La collectivité s’appuie, cette fois, sur la base juridique de la « consultation ouverte facultative ». « Ce n’est pas un Ric [Référendum d’initiative citoyenne, Ndlr], insiste Annabelle Bretton. On veut continuer à être dans la légalité. Le pouvoir de décision, c’est le maire qui l’a, et il s’engage à consulter les citoyens et à mettre en œuvre la décision qui sortira de la votation. »
D’aucuns ne manqueront pas d’objecter que le maire avait tenu la même promesse lors du lancement du précédent dispositif. Ce qui ne l’avait pas empêché de refuser de soumettre à la votation la question de la fermeture des trois bibliothèques.

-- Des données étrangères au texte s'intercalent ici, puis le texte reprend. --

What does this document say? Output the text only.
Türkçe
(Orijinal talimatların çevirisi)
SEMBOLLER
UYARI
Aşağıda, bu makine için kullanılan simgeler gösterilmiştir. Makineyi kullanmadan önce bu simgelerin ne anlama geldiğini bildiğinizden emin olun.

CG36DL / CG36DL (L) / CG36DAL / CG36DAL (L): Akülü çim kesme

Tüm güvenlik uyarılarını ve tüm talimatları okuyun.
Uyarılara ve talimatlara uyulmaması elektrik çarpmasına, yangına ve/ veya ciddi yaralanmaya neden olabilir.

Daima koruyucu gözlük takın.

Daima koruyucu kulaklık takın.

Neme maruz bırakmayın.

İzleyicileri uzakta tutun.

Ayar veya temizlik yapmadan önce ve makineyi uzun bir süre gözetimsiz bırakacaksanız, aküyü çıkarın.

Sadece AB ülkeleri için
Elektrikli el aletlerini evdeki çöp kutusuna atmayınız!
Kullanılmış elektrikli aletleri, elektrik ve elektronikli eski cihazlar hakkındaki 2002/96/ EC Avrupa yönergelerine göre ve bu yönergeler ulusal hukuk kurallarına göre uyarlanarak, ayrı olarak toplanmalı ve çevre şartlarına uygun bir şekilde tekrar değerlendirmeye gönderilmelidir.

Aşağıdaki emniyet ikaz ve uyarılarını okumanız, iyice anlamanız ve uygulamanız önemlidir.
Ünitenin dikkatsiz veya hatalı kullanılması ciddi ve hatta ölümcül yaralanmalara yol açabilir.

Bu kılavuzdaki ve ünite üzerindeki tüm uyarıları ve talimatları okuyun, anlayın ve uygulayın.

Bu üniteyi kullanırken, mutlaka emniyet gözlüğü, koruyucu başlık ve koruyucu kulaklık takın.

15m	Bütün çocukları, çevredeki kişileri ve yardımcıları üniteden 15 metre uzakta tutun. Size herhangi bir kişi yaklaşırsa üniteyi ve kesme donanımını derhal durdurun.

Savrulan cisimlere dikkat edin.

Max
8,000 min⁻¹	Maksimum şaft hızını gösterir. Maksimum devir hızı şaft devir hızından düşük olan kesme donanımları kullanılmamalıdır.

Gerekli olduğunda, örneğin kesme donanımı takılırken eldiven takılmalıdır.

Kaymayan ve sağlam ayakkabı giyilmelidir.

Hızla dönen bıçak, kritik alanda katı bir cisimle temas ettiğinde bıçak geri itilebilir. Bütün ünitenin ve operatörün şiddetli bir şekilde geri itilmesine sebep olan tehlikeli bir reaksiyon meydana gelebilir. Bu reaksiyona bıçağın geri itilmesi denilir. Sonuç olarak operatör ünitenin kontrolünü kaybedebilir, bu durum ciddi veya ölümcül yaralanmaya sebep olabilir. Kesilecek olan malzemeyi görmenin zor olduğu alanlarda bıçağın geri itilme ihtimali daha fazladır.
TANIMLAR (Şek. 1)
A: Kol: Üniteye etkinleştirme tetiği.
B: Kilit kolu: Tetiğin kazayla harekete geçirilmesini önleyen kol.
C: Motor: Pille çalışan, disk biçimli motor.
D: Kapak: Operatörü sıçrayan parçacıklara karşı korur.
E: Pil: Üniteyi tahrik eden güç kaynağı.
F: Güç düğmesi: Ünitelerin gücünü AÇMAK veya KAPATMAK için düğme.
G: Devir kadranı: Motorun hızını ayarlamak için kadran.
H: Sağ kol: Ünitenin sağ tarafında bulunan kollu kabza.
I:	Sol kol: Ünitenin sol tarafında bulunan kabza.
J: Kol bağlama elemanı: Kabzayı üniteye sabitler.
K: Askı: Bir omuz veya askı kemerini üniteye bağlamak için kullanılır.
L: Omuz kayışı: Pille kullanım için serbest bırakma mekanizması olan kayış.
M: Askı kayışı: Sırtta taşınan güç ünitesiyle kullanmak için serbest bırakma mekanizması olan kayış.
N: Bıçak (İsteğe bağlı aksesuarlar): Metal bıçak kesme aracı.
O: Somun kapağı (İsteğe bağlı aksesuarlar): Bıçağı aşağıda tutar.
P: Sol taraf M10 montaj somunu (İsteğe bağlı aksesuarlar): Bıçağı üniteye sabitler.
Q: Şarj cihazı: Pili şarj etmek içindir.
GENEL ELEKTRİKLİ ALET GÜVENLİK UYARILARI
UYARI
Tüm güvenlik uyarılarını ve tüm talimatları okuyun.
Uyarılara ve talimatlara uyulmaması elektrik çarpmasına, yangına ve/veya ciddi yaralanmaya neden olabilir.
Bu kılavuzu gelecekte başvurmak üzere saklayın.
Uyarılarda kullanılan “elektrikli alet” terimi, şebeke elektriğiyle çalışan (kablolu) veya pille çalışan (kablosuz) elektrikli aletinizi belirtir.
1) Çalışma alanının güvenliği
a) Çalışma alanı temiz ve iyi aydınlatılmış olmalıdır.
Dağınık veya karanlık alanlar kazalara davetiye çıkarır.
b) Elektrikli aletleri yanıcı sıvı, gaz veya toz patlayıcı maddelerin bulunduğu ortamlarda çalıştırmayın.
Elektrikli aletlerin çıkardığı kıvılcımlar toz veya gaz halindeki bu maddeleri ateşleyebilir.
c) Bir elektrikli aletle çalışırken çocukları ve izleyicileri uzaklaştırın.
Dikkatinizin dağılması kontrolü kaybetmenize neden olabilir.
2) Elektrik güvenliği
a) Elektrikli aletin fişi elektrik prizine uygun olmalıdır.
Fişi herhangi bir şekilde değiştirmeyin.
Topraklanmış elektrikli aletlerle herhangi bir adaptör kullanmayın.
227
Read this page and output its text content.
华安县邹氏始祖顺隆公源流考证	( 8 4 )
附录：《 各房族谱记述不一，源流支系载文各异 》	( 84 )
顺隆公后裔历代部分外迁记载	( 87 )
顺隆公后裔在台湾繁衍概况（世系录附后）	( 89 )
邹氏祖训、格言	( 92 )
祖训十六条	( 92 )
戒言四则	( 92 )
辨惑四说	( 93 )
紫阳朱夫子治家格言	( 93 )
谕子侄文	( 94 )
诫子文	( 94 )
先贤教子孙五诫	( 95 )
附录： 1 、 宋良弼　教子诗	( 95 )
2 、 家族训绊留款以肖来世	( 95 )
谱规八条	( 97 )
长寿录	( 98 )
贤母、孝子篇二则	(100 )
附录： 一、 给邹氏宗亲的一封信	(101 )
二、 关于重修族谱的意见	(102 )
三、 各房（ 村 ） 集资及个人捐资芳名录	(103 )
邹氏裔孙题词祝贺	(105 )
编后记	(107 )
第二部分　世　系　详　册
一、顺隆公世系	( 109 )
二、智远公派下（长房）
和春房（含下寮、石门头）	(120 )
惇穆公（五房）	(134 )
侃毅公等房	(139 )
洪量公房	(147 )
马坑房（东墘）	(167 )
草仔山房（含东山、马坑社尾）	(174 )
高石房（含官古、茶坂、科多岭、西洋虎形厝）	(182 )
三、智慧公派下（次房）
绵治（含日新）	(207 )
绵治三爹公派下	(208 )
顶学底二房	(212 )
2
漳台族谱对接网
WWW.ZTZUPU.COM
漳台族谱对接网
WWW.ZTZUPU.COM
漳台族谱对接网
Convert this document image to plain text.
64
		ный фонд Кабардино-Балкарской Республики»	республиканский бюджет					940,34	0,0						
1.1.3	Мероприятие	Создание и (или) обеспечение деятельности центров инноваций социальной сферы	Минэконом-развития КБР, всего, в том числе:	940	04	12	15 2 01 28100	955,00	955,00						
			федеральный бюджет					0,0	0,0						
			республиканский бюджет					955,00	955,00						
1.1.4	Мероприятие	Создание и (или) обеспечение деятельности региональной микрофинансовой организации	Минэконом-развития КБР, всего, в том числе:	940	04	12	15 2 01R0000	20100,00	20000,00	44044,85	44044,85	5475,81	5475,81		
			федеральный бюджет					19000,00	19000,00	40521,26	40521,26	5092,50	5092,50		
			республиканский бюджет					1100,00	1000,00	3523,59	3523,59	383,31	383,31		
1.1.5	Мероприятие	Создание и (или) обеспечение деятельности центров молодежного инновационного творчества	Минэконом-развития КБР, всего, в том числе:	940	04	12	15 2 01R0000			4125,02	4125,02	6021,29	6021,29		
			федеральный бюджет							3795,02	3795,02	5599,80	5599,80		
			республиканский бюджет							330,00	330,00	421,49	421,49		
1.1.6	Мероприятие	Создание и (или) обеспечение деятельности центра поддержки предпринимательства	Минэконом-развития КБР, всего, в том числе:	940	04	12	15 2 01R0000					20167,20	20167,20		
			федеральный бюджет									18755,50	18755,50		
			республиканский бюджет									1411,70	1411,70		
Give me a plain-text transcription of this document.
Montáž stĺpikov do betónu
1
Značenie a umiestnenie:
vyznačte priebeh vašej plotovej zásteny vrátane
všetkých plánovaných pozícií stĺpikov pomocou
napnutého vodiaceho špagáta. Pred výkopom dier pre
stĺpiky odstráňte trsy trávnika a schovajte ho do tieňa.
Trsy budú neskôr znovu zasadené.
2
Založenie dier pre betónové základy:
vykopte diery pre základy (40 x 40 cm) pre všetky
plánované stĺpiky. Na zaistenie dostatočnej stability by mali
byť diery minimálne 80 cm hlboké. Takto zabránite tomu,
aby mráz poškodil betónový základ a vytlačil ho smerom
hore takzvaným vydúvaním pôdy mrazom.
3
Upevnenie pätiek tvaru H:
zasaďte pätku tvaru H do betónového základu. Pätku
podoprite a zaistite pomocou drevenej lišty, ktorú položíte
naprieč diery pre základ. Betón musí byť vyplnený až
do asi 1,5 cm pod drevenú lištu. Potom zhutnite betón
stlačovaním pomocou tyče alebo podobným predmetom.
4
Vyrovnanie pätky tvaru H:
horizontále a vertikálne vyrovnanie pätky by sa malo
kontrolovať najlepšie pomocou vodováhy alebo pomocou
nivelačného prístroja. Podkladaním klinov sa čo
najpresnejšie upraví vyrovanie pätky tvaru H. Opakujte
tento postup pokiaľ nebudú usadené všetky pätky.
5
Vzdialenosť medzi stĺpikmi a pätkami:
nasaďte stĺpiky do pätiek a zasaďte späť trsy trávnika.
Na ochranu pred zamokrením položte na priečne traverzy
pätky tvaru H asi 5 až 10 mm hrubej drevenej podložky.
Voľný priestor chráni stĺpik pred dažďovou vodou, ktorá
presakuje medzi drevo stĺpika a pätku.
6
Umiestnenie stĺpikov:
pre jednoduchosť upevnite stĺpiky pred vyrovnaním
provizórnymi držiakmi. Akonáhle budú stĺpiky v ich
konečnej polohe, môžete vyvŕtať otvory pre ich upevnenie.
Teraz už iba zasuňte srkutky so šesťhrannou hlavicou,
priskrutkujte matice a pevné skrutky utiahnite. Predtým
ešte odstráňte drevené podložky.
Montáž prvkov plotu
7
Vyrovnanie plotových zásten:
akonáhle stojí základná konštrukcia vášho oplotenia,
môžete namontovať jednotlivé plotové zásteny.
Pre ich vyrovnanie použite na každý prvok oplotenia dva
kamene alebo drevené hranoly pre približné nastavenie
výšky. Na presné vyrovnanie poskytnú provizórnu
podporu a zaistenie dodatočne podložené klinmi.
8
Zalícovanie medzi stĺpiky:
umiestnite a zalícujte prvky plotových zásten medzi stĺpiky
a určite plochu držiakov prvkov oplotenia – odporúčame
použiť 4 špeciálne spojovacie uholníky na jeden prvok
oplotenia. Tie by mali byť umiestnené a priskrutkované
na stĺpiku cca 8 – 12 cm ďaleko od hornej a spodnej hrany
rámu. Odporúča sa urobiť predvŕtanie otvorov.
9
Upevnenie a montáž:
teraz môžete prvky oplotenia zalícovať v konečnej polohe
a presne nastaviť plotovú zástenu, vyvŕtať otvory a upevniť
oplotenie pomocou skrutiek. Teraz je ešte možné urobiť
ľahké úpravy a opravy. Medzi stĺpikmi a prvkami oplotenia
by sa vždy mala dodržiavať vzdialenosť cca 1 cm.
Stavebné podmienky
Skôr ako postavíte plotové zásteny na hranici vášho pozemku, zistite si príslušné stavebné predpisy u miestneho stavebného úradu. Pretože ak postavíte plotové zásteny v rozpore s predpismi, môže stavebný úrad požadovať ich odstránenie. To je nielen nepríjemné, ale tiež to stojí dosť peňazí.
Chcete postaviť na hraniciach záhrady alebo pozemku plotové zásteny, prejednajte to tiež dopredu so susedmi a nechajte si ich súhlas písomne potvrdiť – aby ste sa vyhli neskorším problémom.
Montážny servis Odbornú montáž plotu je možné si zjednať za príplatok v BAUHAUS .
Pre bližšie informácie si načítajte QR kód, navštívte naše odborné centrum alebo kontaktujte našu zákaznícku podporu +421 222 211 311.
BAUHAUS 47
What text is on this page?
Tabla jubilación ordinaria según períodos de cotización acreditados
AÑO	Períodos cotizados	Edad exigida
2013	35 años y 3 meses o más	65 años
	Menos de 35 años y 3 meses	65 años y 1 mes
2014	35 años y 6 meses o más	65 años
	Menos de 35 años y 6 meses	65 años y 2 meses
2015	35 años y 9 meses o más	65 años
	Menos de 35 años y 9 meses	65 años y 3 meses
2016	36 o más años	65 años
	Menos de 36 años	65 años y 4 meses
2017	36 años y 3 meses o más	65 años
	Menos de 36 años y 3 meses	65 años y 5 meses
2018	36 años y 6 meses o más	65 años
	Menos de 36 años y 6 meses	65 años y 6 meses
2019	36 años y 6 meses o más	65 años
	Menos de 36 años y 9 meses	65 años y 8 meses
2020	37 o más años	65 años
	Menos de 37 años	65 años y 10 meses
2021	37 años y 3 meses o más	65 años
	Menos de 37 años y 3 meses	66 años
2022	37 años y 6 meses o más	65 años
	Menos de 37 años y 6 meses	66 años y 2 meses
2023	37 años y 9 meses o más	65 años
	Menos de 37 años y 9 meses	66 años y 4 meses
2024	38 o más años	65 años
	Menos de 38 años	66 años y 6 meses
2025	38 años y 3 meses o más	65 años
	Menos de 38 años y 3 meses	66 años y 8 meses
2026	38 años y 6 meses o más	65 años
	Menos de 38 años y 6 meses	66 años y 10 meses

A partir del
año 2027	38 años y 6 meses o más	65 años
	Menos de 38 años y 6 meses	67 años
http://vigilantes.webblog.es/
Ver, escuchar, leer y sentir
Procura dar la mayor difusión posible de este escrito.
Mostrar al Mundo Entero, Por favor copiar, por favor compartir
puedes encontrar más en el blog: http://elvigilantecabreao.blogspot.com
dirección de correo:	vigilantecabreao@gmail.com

Éric Piolle justifiait alors ce revirement par des concessions accordées par la Ville aux pétitionnaires et par la scission au sein du groupe des porteurs de la pétition, ce qui rendait la demande caduque, selon lui.
Nouvel outil d’interpellation citoyenne, la « médiation » s’enclenche avec 50 signatures
Toujours « pour améliorer la relation entre la Ville et les usagers », la Ville lance, par ailleurs, deux nouveaux outils d’interpellation citoyenne. Le premier, baptisé « médiation d’initiative citoyenne », vise à proposer un « cadre serein qui oblige les citoyens à être clairs et aux élus à leur répondre », indique Annabelle Bretton.
Activer ce dispositif nécessite qu’au moins deux résidents grenoblois de plus de 16 ans portent une réclamation ou une proposition, et que celle-ci revête un intérêt collectif et soit en lien avec les compétences de la Ville.
Il leur faut ensuite réunir au moins 50 signatures pour décrocher un rendez-vous avec un ou des élus et le service concerné au cours du mois suivant le dépôt de la pétition.
Les élus s’engagent quant à eux à examiner la demande et à rencontrer à nouveau les pétitionnaires dans les deux mois après la première rencontre.
À partir de 1000 signatures, c’est la constitution d’un atelier de projet
Si la requête est plus complexe, les deux pétitionnaires ont désormais intérêt à réunir 1000 signatures, en vue de déclencher la mise en place d’un « atelier d’initiative citoyenne ».
Le principe est calqué sur le fonctionnement des ateliers de projet, mis en œuvre à plusieurs reprises à Grenoble. Notamment lors de la gestion de la crise sanitaire.
Vingt-cinq personnes tirées au sort planchent sur le sujet, au cours de trois séances minimum. Elles font appel à des experts, au besoin.
Ces ateliers se tiennent durant trois mois. In fine en ressortent des préconisations présentées, débattues et votées en conseil municipal.
« Continuer à être pionniers »
Le nouveau dispositif d’interpellation et de votation citoyenne, la médiation d’initiative citoyenne et l’atelier d’initiative citoyenne feront tous trois l’objet d’une délibération soumise au vote lors du conseil municipal du lundi 14 juin 2021.
« On veut continuer à être dans cette culture citoyenne chère à Grenoble, à être pionniers et à prendre en compte l’avis des habitants », affirme Annabelle Bretton.
« Il s’agit aussi de combler le fossé entre les élus et les citoyens qui nourrissent beaucoup de méfiance envers la démocratie représentative, observe, inquiète, l’adjointe. Et celle-ci d’étayer ses propos par quelques chiffres sortis du baromètre Cevipof.
Avant de conclure, sur une note optimiste : « Le point positif étant que les citoyens sont aussi très nombreux à penser qu’ils peuvent changer la société, en particulier à l’échelon local ».